Read? What am that?

The year in rock books which isn't such an oxymoron, really

Perhaps the single most entertaining rock book of the year (after DeCurtis', but we're talking intentional entertainment here). Sideman extraordinaire Kooper unleashes a lifetime's stories about all manner of music-industry silliness and perfidy, and he savors the telling of each.

How-to book that's actually helpful: Confessions of a Record Producer by Moses Avalon (Miller Freeman)

This pseudonymous effort provides considerable wit and wisdom on this festering snake pit of a bidness. It covers all the basics--from record companies to how not to get too screwed by them--in plain language and with rock-and-roll attitude. Like Kooper's book, it will talk you out of even thinking of entering the biz, but it will entertain you in the process.

How-to book that's no help at all: Tunesmith: Inside the Art of Songwriting by Jimmy Webb (Hyperion)

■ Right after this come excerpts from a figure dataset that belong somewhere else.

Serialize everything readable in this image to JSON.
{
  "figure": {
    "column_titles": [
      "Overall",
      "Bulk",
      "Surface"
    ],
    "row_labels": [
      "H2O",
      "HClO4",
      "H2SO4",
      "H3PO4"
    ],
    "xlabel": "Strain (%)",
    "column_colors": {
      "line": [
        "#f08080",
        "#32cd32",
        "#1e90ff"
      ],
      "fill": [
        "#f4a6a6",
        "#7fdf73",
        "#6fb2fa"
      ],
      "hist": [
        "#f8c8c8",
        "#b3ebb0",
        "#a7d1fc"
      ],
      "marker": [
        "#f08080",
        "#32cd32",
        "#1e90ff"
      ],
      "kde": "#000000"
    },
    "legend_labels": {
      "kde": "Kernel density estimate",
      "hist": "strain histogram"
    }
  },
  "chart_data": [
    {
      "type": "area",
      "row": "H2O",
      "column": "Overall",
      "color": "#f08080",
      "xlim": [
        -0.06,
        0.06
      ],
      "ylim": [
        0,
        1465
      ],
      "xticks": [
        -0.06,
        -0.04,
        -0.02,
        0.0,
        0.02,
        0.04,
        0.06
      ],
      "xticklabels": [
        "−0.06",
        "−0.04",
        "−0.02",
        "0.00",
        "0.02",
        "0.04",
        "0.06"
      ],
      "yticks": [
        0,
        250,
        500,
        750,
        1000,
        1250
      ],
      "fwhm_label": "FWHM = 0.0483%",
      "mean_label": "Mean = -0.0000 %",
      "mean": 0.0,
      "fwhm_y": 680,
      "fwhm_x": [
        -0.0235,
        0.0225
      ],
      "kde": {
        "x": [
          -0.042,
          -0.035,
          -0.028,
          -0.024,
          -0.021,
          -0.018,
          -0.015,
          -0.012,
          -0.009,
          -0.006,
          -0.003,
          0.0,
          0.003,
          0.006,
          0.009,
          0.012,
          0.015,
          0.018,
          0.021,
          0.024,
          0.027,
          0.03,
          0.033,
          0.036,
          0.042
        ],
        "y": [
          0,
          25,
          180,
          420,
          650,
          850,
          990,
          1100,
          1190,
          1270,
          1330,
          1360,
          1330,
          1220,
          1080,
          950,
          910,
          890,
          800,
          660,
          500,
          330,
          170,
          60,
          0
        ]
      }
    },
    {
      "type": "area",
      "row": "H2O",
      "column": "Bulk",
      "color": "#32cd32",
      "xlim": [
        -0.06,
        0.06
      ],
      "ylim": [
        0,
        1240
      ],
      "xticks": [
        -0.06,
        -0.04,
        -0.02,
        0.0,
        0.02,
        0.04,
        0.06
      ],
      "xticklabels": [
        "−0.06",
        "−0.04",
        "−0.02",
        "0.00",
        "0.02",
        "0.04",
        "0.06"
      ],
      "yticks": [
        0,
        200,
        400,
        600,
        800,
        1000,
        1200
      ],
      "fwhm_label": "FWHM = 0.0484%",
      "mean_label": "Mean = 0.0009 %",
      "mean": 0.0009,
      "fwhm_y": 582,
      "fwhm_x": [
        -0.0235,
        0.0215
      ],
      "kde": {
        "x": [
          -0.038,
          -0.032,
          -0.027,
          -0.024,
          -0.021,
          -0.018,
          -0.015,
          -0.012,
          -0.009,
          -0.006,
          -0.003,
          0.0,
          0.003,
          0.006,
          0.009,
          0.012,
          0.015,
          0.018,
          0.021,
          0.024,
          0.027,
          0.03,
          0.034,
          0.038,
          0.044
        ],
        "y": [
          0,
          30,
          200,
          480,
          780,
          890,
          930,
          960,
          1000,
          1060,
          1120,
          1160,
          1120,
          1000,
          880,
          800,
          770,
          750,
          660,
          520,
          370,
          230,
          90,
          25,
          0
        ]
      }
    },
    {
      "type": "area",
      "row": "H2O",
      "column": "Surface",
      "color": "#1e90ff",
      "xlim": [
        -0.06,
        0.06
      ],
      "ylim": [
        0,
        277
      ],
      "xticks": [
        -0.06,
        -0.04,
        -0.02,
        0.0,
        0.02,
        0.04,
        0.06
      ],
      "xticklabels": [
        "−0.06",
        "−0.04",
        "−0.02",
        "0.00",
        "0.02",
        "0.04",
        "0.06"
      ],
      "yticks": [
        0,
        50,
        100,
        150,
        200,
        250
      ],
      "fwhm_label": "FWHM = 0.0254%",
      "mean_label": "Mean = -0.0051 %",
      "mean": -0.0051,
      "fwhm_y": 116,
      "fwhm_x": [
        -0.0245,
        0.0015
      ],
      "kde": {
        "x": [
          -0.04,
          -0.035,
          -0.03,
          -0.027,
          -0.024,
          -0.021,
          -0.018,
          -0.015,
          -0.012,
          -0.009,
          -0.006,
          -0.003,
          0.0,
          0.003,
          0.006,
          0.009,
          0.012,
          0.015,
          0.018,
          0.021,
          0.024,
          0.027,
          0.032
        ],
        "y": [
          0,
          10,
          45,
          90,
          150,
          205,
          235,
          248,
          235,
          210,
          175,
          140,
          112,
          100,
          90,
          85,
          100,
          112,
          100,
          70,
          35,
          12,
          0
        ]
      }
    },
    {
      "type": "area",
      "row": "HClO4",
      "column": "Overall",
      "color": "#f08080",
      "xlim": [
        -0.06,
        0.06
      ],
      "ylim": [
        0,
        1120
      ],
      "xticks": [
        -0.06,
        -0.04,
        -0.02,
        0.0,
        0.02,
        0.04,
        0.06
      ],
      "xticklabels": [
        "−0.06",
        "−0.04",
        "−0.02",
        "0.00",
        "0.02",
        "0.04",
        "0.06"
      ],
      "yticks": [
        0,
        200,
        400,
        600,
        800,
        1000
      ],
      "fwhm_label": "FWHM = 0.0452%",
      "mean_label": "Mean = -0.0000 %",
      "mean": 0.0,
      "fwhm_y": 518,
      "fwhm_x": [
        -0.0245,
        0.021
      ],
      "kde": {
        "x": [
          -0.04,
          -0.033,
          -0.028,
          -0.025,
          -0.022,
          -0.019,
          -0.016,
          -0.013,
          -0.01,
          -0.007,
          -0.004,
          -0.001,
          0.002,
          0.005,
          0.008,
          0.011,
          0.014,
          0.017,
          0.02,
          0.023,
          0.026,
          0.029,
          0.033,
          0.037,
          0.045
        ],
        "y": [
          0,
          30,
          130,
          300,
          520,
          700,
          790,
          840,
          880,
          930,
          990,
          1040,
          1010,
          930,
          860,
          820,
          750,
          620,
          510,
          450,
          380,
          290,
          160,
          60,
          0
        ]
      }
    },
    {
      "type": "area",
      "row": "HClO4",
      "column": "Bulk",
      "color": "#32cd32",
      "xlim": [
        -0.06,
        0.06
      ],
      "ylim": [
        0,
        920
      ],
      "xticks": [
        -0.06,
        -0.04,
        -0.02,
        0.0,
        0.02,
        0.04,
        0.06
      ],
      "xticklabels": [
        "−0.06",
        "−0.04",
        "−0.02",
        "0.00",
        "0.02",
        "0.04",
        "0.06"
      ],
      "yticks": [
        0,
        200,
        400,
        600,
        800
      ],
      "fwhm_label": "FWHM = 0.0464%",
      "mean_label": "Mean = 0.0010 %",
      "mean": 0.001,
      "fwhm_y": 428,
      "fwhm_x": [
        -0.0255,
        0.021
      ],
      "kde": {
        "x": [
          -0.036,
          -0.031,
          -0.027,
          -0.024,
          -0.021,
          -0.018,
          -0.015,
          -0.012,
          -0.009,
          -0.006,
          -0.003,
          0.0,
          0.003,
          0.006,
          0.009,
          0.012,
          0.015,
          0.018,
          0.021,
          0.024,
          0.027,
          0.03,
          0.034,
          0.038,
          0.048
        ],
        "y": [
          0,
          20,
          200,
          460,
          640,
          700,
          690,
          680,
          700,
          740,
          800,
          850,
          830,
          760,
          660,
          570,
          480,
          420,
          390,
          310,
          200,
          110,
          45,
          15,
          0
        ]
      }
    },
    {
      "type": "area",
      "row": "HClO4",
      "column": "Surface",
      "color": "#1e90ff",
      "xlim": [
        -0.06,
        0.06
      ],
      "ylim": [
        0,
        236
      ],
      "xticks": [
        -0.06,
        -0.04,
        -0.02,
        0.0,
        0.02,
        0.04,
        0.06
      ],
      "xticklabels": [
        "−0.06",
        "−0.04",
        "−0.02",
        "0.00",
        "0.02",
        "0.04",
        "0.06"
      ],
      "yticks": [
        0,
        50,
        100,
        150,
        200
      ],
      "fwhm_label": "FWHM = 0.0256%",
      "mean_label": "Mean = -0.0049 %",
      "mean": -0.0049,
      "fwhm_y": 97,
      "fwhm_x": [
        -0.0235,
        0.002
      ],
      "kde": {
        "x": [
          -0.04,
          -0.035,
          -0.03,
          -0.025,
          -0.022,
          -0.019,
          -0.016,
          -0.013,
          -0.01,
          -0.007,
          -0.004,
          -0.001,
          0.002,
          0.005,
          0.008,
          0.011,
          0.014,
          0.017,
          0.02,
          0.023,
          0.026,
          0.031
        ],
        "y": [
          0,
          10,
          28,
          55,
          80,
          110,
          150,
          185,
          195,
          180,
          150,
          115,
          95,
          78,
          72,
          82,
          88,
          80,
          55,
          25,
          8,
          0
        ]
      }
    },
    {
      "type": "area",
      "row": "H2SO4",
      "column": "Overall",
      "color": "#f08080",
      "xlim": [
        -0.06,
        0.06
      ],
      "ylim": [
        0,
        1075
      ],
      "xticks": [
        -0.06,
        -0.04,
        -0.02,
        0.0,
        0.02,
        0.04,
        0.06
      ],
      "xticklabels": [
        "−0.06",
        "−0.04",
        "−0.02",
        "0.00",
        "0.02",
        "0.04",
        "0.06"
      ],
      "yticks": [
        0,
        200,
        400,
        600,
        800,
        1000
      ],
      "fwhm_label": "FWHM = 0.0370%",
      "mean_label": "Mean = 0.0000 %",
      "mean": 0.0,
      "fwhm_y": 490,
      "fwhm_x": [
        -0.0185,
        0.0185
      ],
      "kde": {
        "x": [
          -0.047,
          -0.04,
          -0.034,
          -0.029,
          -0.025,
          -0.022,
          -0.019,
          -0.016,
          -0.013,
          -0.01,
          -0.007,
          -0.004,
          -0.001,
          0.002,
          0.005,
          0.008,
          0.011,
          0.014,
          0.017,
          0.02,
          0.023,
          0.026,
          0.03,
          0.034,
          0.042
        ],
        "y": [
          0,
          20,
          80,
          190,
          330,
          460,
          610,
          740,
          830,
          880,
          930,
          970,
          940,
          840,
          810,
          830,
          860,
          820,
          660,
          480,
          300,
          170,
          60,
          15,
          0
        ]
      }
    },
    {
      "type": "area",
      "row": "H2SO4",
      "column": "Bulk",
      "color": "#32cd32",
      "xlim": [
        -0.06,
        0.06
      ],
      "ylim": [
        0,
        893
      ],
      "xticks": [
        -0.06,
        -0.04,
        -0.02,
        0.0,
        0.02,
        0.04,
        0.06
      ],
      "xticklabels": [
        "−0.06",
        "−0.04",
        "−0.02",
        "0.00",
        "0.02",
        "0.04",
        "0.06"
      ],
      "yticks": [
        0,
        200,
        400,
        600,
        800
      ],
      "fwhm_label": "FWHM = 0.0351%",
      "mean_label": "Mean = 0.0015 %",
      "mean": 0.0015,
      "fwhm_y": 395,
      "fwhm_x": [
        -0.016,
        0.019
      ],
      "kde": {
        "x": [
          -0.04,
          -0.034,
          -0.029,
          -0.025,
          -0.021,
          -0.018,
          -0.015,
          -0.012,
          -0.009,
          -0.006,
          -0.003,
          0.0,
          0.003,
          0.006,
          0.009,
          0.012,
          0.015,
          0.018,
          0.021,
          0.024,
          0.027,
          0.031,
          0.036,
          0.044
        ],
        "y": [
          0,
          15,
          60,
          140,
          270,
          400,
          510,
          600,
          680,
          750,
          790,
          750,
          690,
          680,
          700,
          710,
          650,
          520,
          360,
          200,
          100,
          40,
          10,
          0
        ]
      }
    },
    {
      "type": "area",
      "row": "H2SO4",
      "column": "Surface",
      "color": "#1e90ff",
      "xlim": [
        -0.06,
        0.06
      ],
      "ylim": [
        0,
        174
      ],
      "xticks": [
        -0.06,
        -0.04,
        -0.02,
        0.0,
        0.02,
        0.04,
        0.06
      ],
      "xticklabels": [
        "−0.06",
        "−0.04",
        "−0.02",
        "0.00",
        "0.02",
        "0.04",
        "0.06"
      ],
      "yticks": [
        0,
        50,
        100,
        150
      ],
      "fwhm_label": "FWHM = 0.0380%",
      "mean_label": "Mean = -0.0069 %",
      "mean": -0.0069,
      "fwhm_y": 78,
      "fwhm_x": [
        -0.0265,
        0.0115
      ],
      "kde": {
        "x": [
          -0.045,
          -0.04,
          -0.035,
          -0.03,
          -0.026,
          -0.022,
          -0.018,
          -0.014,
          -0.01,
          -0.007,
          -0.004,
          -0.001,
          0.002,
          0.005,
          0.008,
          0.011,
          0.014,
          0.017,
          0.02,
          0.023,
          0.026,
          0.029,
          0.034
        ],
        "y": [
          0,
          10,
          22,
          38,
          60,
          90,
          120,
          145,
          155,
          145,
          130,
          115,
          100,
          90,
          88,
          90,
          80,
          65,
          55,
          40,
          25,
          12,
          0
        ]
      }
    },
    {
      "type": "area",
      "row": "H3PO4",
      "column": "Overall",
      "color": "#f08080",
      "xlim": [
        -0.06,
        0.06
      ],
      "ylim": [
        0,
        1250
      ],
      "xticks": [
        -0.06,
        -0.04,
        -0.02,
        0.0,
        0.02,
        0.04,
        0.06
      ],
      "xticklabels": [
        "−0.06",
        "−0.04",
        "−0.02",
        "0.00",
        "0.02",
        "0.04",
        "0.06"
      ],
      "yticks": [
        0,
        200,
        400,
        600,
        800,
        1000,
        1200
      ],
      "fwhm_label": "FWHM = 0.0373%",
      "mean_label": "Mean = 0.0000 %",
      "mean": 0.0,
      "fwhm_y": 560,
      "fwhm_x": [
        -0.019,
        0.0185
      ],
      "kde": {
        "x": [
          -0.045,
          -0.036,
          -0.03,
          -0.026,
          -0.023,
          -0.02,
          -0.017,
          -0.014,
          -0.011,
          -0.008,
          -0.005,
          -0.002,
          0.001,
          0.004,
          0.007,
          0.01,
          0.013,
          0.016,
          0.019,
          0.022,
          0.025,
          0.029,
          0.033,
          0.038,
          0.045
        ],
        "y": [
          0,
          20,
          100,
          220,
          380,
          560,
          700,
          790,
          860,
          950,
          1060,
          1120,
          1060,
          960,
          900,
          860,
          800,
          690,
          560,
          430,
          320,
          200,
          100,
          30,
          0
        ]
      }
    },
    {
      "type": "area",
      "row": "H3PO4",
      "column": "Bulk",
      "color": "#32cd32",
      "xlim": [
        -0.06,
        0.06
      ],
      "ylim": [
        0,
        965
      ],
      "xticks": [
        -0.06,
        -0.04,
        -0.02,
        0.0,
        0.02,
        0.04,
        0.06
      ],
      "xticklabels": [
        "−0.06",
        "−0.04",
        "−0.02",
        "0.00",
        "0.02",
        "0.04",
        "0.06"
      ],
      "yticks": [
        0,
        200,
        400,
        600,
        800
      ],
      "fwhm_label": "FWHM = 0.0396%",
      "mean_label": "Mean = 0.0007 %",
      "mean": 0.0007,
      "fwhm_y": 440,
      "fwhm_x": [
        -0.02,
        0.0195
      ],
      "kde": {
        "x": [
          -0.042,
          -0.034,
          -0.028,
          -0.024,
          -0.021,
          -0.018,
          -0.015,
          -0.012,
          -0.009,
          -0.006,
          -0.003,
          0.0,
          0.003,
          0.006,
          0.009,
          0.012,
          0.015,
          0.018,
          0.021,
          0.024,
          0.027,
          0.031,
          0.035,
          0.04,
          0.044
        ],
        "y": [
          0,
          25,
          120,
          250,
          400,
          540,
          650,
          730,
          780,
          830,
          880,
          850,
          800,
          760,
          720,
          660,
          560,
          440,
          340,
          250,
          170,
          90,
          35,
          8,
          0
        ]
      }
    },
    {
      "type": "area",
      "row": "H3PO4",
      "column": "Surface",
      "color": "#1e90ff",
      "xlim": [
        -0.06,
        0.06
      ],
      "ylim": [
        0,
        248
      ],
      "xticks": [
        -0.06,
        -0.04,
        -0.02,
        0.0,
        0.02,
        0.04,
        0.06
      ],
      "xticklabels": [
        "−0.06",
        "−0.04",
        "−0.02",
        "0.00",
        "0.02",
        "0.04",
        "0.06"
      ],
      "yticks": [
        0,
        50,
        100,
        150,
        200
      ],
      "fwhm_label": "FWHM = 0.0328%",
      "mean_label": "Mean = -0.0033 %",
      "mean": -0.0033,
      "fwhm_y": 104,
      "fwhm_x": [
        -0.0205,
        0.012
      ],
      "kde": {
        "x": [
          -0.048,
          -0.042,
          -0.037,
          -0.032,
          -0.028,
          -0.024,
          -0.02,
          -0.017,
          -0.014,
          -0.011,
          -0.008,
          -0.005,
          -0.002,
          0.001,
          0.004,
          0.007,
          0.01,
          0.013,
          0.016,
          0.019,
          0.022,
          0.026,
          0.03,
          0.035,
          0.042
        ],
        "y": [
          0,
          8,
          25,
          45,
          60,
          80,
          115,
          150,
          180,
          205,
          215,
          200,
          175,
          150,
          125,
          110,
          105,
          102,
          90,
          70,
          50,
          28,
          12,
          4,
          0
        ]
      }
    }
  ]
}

More than 400 pages comprising an "indispensable guide to a fascinating process" from the man who gave us "Up, Up and Away."

Best multi-media package: Orbitones, Spoon Harps & Bellowphones: Experimental Musical Instruments by Bart Hopkins (Ellipsis Arts)

A California musicologist combines a lavishly illustrated book with a 16-track CD chronicling all manner of homemade instruments and the music that's been made with 'em. Includes contributions by everyone from Tom Waits and the Aphex Twin to Leonard Solomon (inventor of the majestic bellowphone) and Colin Oford (master of the mouthbow).

The "Yeah, sure, Eddie Murphy didn't know 'she' was a 'he,' either" award: Truly Blessed by Teddy Pendergrass and Patricia Romanowski (Putnam)

Heaviest, man, heaviest award: The Portable Henry Rollins by Henry Rollins (Villard)

Allow me to quote one untitled poem in its entirety: "She was raped by her uncle / Her father left home / For another man / She is confused / She is sixteen."

First runner-up: Grown Up All Wrong: 75 Great Rock and Pop Artists from Vaudeville to Techno by Robert Christgau

(Harvard University Press)
The "dean of American rock critics" can be amusing, insightful, and/or ponderous in his 150-word Consumer Guide capsules. In the essays collected here, he's just ponderous.

Second runner-up: A Night Without Armor: Poems by Jewel (Harper Collins)
"In my belly is a gold fish / I swallowed it and kept it there / I sing to it, and can feel it wiggle / when it especially likes the tune / Brahms makes it do back flips of glee."

And, finally, a note of special recognition...
Who Neil Strauss was in bed with back before his recent Jewel cover story in Rolling Stone: The Long Hard Road Out of Hell by Marilyn Manson with Neil Strauss

(Regan Books)
He only got in a hot tub with the Antichrist Superstar; in Rolling Stone's year-end cover story, Mr. Strauss brags of falling asleep next to Jewel (in a just-pals way, of course). Hey, Neil: How long before the Jewel book contract? And will you continue to write about her in The New York Times? And speaking of Manson--is he jealous? Or is he too busy doing the S&M thing with Spin editor Craig Marks? Just wondering.